First of all an obvious fact: a signed artifact should refer to the key used to sign it, so that the same key can be used for verification.

This is important because the artifact cannot simply refer to the user that authored it. This information is important because it is what we ultimately want to assess checking the signature, but the signature check needs an actual key.

Therefore a signature should contain three pieces of information (plus, obviously, the signature itself):

  • A user identity (which resolves to the user metadata file).
  • A “local reference” to one of the keys stored in the metadata file.
  • Since that “local reference” is not guaranteed to be globally stable in time (i.e. the key could have been revoked or, more subtly, different user metadata files could “name” different keys in the same way), the exact revision of the user metadata file that was valid at the time in which the artifact has been signed.

Using those three pieces of information a key is unambiguously identified and can be used to check the signature.
If the check succeeds we can have confidence that the signed item has in fact been authored by the referred user.

Key revocation and timestamps

To revoke a key the simplest thing to do seems to be generating a new revision of the metadata file without the revoked key.
Older signatures referring to previous revisions would still be valid and new signatures should refer to newer revisions which lack the revoked key.

The key here is that “should”: a malicious user that gained control of the corresponding private key could still generate signatures referring to older revisions, which by definition should be valid.

The point is that the revocation should mark a given moment in time: signature before that moment are still valid and signatures after that moment should be retroactively invalidated.

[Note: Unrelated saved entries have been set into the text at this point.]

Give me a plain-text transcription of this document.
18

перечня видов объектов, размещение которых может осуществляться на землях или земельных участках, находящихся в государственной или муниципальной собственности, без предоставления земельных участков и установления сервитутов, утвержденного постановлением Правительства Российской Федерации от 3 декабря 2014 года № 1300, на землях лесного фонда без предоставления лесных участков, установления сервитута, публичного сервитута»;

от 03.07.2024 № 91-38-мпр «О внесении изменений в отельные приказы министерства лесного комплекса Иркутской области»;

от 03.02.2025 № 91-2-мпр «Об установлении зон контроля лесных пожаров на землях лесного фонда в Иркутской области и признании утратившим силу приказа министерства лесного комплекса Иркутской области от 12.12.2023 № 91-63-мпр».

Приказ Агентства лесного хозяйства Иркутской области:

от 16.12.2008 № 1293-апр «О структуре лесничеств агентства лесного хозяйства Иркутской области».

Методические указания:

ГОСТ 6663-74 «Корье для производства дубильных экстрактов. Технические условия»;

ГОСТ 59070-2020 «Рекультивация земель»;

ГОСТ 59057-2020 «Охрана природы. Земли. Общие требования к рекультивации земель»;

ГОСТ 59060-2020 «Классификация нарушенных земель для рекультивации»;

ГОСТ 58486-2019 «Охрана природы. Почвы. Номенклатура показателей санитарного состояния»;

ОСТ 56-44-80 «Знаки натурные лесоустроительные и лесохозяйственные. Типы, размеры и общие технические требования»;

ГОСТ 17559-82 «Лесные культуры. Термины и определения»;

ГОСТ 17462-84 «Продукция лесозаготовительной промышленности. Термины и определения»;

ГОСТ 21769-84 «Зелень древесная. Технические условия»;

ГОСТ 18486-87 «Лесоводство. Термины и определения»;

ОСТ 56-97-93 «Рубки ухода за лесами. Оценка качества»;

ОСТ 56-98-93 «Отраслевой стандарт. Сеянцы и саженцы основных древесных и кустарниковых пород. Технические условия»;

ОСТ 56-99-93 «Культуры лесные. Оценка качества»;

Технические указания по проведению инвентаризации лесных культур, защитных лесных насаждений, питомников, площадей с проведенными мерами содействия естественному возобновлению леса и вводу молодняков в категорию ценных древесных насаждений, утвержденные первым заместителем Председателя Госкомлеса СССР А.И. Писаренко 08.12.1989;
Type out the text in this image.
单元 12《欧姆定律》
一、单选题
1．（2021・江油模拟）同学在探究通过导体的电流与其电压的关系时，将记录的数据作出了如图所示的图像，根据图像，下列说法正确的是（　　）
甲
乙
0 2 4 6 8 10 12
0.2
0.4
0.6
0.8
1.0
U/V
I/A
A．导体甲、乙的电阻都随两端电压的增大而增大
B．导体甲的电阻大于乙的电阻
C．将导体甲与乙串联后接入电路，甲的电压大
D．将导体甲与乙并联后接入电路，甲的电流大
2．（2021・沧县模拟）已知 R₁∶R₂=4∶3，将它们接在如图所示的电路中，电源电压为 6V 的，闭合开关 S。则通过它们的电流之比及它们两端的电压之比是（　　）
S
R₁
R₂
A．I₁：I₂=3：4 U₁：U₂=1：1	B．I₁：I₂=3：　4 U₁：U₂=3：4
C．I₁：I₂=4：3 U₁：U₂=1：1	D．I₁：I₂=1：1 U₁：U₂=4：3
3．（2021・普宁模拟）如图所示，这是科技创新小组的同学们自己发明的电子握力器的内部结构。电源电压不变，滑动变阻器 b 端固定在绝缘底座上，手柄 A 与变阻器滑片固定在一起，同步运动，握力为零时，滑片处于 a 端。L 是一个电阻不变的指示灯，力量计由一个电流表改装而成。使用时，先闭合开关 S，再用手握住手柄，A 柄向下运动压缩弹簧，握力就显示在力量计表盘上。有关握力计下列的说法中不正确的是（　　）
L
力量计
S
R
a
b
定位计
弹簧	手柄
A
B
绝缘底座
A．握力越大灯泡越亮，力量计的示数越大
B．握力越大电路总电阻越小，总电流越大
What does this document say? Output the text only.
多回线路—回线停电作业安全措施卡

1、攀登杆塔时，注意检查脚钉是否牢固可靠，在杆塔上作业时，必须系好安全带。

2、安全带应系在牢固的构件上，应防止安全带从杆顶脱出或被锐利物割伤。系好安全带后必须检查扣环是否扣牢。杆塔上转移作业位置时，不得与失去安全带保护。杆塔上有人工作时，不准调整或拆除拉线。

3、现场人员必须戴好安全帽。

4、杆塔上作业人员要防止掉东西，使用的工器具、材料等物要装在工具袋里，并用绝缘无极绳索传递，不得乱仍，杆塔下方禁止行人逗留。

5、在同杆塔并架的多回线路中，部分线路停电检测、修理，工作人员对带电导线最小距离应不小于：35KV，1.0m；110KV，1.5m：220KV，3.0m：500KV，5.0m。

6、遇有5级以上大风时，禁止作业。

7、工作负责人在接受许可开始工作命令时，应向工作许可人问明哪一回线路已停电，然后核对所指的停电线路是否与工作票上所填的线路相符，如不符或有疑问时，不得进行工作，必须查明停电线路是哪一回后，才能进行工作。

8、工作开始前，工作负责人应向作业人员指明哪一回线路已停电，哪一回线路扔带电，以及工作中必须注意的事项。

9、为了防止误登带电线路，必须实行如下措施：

The problem here is that we lack a global, shared timeline encompassing different repositories (the one of the metadata files and the ones of signed artifacts).
We would have this timeline on a blockchain but here we operate on a set of independent repositories.

The best I can think of is the following:

  • Each user metadata file (and perhaps specifically each key revocation) should carry a UTC timestamp.
  • Each signed artifact (each signature) should also carry a UTC timestamp.
  • In every repository these timestamps should guaranteed to be monotonic, perhaps with a given small tolerance.

Thanks to the third point it should be impossible to sign artifacts with a timestamp in the past, or at least “too much” in the past: specifically, with a timestamp preceding the previous one in the current branch timeline.

Therefore, while it is technically possible to use a revoked key to produce a signature that would, by itself, look valid, it should be impossible to use such a signature for an artifact inside a history that already contains timestamps past the revocation point.

Unless one tries a history rewrite, which hopefully should be impossible because the history itself should be protected by other signatures (but I’d like somebody to think more about this).